King of the Beach, in Theory
Back when the cool kids were rolling in basements with rasta girls, skateboards, and whatever was being passed around—high-fiving each other through a haze I can only imagine—I was busy grinding my Pikachu and Goldeen through the Elite Four. Different life choices. Genuinely no regrets.
But if I’d been at those parties, Wavves would’ve been on. King of the Beach, their third record, is exactly the kind of fuzzy, sun-bleached California noise that makes bad decisions sound like a lifestyle. It doesn’t ask much of you—that’s a feature, not a limitation. Start with King of the Beach and Post Acid.

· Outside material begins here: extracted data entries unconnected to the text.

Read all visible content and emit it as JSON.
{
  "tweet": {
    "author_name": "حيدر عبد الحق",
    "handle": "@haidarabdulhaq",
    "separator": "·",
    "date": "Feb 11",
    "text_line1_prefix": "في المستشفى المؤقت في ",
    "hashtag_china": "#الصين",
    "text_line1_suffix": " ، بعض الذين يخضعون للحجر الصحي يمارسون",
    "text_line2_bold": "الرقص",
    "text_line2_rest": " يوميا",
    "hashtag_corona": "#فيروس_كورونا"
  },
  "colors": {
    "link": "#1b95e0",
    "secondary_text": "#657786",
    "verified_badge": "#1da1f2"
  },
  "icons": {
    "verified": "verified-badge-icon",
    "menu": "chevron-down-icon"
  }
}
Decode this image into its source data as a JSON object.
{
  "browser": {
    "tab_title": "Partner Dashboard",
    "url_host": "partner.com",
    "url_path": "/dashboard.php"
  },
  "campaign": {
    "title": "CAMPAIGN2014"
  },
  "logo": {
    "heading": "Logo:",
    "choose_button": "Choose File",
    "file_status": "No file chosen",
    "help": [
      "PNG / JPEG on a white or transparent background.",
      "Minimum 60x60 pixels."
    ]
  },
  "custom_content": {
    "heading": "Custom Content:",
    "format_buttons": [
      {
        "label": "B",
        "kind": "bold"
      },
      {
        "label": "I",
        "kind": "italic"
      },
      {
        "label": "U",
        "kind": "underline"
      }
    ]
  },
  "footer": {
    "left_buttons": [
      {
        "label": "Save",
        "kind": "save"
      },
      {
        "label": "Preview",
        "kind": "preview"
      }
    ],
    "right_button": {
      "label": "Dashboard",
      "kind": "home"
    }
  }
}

Stars is a different situation entirely. When Amy Millan sings, you shut up—that’s simply the rule. The Five Ghosts, their fifth album, doesn’t quite land with the full emotional devastation of In Our Bedroom After the War, but it still wrecks you a little if you let it. Nobody does the particular combination of love and its wreckage quite like these Canadians. Wasted Daylight and I Died So I Could Hunt You are the ones.
We Are Scientists put out Barbara, their fourth, and it’s a perfectly decent rock record—hooky, a little hip, not trying to reinvent anything. Rock numbers with a shot of individualism. It doesn’t need to be electronic to earn its place in rotation. Check Nice Guys and Rules Don’t Stop first.